FDA, IHS Managing Through Partial US Government Shutdown

Kerry Dooley Young

December 24, 2018

The chief of the US Food and Drug Administration (FDA) is using his Twitter feed to show how his agency is maintaining certain operations during the current partial government shutdown, from which Congress has spared most other federal medical programs.

"Thank you to the 17 dedicated employees in #FDA's Division of Food Defense Targeting who are working this weekend through the lapse in funding," tweeted FDA Administrator Scott Gottlieb, MD, on December 22.

Gottlieb also tweeted about FDA staff continuing their work monitoring the ports through which food and medicines reach the United States. And Gottlieb retweeted a note of thanks sent Saturday to the FDA by a Washington University cancer specialist about quick action of the compassionate use program, through which patients facing serious illness can gain access to experimental drugs.

In another tweet, Gottlieb noted the "dedication and commitment" of his agency's staffers "as they work through a holiday, with diminished resources, to fulfill key elements of FDA's mission."

The FDA's short-term budget woes stem from a political battle between congressional Democrats and President Donald J. Trump over his bid for funding for a border wall, as well as a quirk in congressional appropriations.

Most of the Department of Health and Human Service's (HHS) budget is funded through a spending bill that also covers the Education and Labor departments.

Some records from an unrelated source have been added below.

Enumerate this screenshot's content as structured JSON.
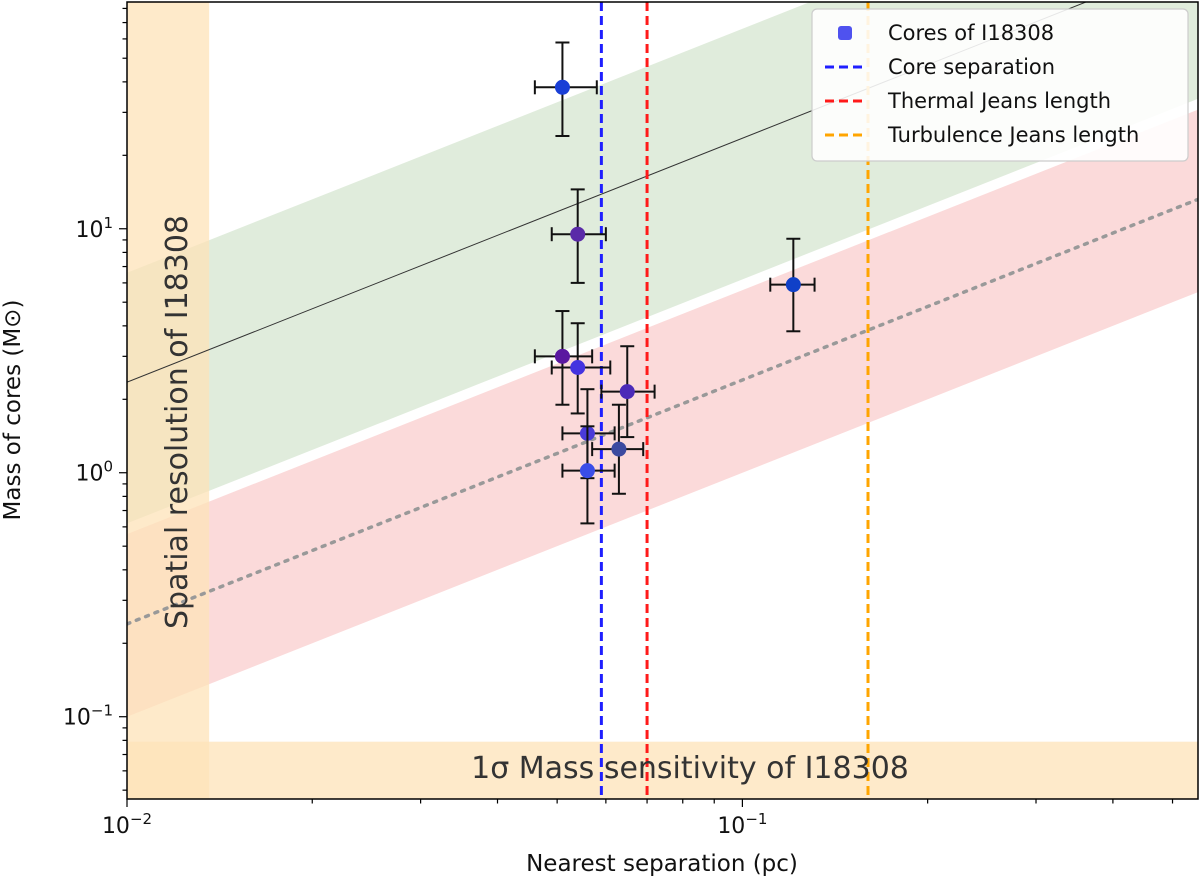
{
  "chart_data": {
    "type": "scatter",
    "xscale": "log",
    "yscale": "log",
    "xlim": [
      0.01,
      0.55
    ],
    "ylim": [
      0.046,
      85
    ],
    "xlabel": "Nearest separation (pc)",
    "ylabel": "Mass of cores (M⊙)",
    "x_ticks": [
      {
        "value": 0.01,
        "base": "10",
        "exp": "−2"
      },
      {
        "value": 0.1,
        "base": "10",
        "exp": "−1"
      }
    ],
    "y_ticks": [
      {
        "value": 0.1,
        "base": "10",
        "exp": "−1"
      },
      {
        "value": 1,
        "base": "10",
        "exp": "0"
      },
      {
        "value": 10,
        "base": "10",
        "exp": "1"
      }
    ],
    "series": [
      {
        "name": "Cores of I18308",
        "points": [
          {
            "x": 0.051,
            "y": 38,
            "xerr": [
              0.046,
              0.058
            ],
            "yerr": [
              24,
              58
            ],
            "color": "#1a3fd6"
          },
          {
            "x": 0.054,
            "y": 9.5,
            "xerr": [
              0.049,
              0.06
            ],
            "yerr": [
              6.0,
              14.5
            ],
            "color": "#5a2aa8"
          },
          {
            "x": 0.051,
            "y": 3.0,
            "xerr": [
              0.046,
              0.057
            ],
            "yerr": [
              1.9,
              4.6
            ],
            "color": "#5a18a0"
          },
          {
            "x": 0.054,
            "y": 2.7,
            "xerr": [
              0.049,
              0.061
            ],
            "yerr": [
              1.75,
              4.1
            ],
            "color": "#4433e0"
          },
          {
            "x": 0.065,
            "y": 2.15,
            "xerr": [
              0.059,
              0.072
            ],
            "yerr": [
              1.4,
              3.3
            ],
            "color": "#4b2ab8"
          },
          {
            "x": 0.056,
            "y": 1.45,
            "xerr": [
              0.051,
              0.062
            ],
            "yerr": [
              0.95,
              2.2
            ],
            "color": "#4a3ad8"
          },
          {
            "x": 0.063,
            "y": 1.25,
            "xerr": [
              0.057,
              0.069
            ],
            "yerr": [
              0.82,
              1.9
            ],
            "color": "#3c4aa0"
          },
          {
            "x": 0.056,
            "y": 1.02,
            "xerr": [
              0.051,
              0.062
            ],
            "yerr": [
              0.62,
              1.55
            ],
            "color": "#3a4ee8"
          },
          {
            "x": 0.121,
            "y": 5.9,
            "xerr": [
              0.111,
              0.131
            ],
            "yerr": [
              3.8,
              9.1
            ],
            "color": "#1040c8"
          }
        ]
      }
    ],
    "vlines": [
      {
        "name": "Core separation",
        "x": 0.059,
        "color": "#1f1fff"
      },
      {
        "name": "Thermal Jeans length",
        "x": 0.07,
        "color": "#ff1a1a"
      },
      {
        "name": "Turbulence Jeans length",
        "x": 0.16,
        "color": "#ffa500"
      }
    ],
    "thermal_band": {
      "slope": 1,
      "anchor_x": 0.01,
      "center_y": 0.24,
      "lower_y": 0.1,
      "upper_y": 0.56,
      "color": "#f9c6c6"
    },
    "turbulent_band": {
      "slope": 1,
      "anchor_x": 0.01,
      "center_y": 2.35,
      "lower_y": 0.62,
      "upper_y": 6.6,
      "color": "#cfe2c9"
    },
    "resolution_band": {
      "x_min": 0.01,
      "x_max": 0.0136,
      "color": "#fde3b8"
    },
    "sensitivity_band": {
      "y_min": 0.046,
      "y_max": 0.079,
      "color": "#fde3b8"
    },
    "annotations": {
      "resolution": "Spatial resolution of I18308",
      "sensitivity": "1σ Mass sensitivity of I18308"
    },
    "legend": {
      "placement": "top-right",
      "entries": [
        {
          "label": "Cores of I18308",
          "kind": "marker",
          "color": "#4f52ef"
        },
        {
          "label": "Core separation",
          "kind": "dash",
          "color": "#1f1fff"
        },
        {
          "label": "Thermal Jeans length",
          "kind": "dash",
          "color": "#ff1a1a"
        },
        {
          "label": "Turbulence Jeans length",
          "kind": "dash",
          "color": "#ffa500"
        }
      ]
    }
  }
}
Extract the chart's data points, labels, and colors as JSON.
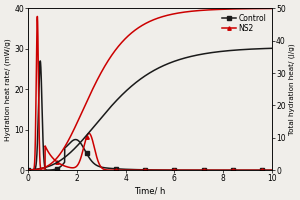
{
  "xlabel": "Time/ h",
  "ylabel_left": "Hydration heat rate/ (mW/g)",
  "ylabel_right": "Total hydration heat/ (J/g)",
  "xlim": [
    0,
    10
  ],
  "ylim_left": [
    0,
    40
  ],
  "ylim_right": [
    0,
    50
  ],
  "yticks_left": [
    0,
    10,
    20,
    30,
    40
  ],
  "yticks_right": [
    0,
    10,
    20,
    30,
    40,
    50
  ],
  "xticks": [
    0,
    2,
    4,
    6,
    8,
    10
  ],
  "legend_labels": [
    "Control",
    "NS2"
  ],
  "control_color": "#1a1a1a",
  "ns2_color": "#cc0000",
  "background_color": "#f0eeea",
  "lw": 1.1
}
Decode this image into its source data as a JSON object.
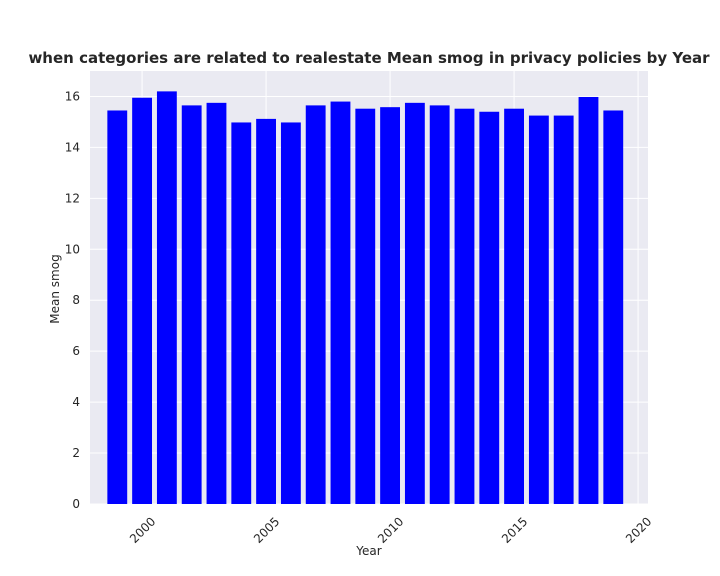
{
  "chart_data": {
    "type": "bar",
    "title": "when categories are related to realestate Mean smog in privacy policies by Year",
    "xlabel": "Year",
    "ylabel": "Mean smog",
    "x": [
      1999,
      2000,
      2001,
      2002,
      2003,
      2004,
      2005,
      2006,
      2007,
      2008,
      2009,
      2010,
      2011,
      2012,
      2013,
      2014,
      2015,
      2016,
      2017,
      2018,
      2019
    ],
    "values": [
      15.45,
      15.95,
      16.2,
      15.65,
      15.75,
      14.98,
      15.12,
      14.98,
      15.65,
      15.8,
      15.52,
      15.58,
      15.75,
      15.65,
      15.52,
      15.4,
      15.52,
      15.25,
      15.25,
      15.98,
      15.45
    ],
    "xlim": [
      1997.9,
      2020.4
    ],
    "ylim": [
      0,
      17
    ],
    "xticks": [
      2000,
      2005,
      2010,
      2015,
      2020
    ],
    "yticks": [
      0,
      2,
      4,
      6,
      8,
      10,
      12,
      14,
      16
    ],
    "bar_color": "#0000ff",
    "background_color": "#eaeaf2",
    "grid": true
  }
}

Congress managed to successfully bundle the latest Labor-HHS-Education bill with Defense Department appropriations. Trump signed this roughly $855 billion fiscal 2019 spending package into law days before the new budget year began. That law provided most of the funding needed for the National Institutes of Health, the Centers for Disease Control and Prevention, and other major federal health agencies.

Left out of this massive spending package, though, were the Department of Agriculture appropriations bill, which funds the FDA, and the Department of Interior bill, which funds the Indian Health Service.

Even with disruptions in the flow of funding to FDA, IHS, and other health agencies, though, certain federal workers would still be expected to report for duty, HHS said in the memo.

"Put another way, more than 76% of HHS employees would be retained and 24% would be furloughed," HHS said in the memo about planning for a fiscal 2019 partial shutdown.

In the memo, HHS said IHS would continue to provide direct clinical healthcare services during a partial shutdown as well as referrals for contracted services that cannot be provided through IHS clinics.

But IHS "could only perform national policy development and issuance, oversight, and other functions necessary to meet the immediate needs of the patients, medical staff, and medical facilities," HHS said. 

In a release dated December 21, the IHS told leaders of Native American tribes that the partial shutdown will temporarily cut off the flow of funding to them to cover agreements with the agency.

"We acknowledge that this circumstance may result in insufficient funds to carry out the terms" of agreements connected to the Indian Self-Determination and Education Assistance Act (ISDEAA), the IHS said in the notice to tribal leaders.

Still, in general, the effects of the partial shutdown may be difficult to detect in the early days. In an interview with Fox News Sunday, Office of Management and Budget Director Mick Mulvaney noted that the shutdown took effect on a weekend and will continue through December 24 and 25, when agencies would be closed anyway for Christmas.

"Wednesday is really the first day this kicks in," said Mulvaney, who will be the next White House chief of staff.

He also told Fox News that the budget stalemate over border wall funding may continue into January, when the Democrats will take control of the House of Representatives.

"There's a chance we go into the next Congress" with the partial shutdown continuing, said Mulvaney, who is a former member of the House.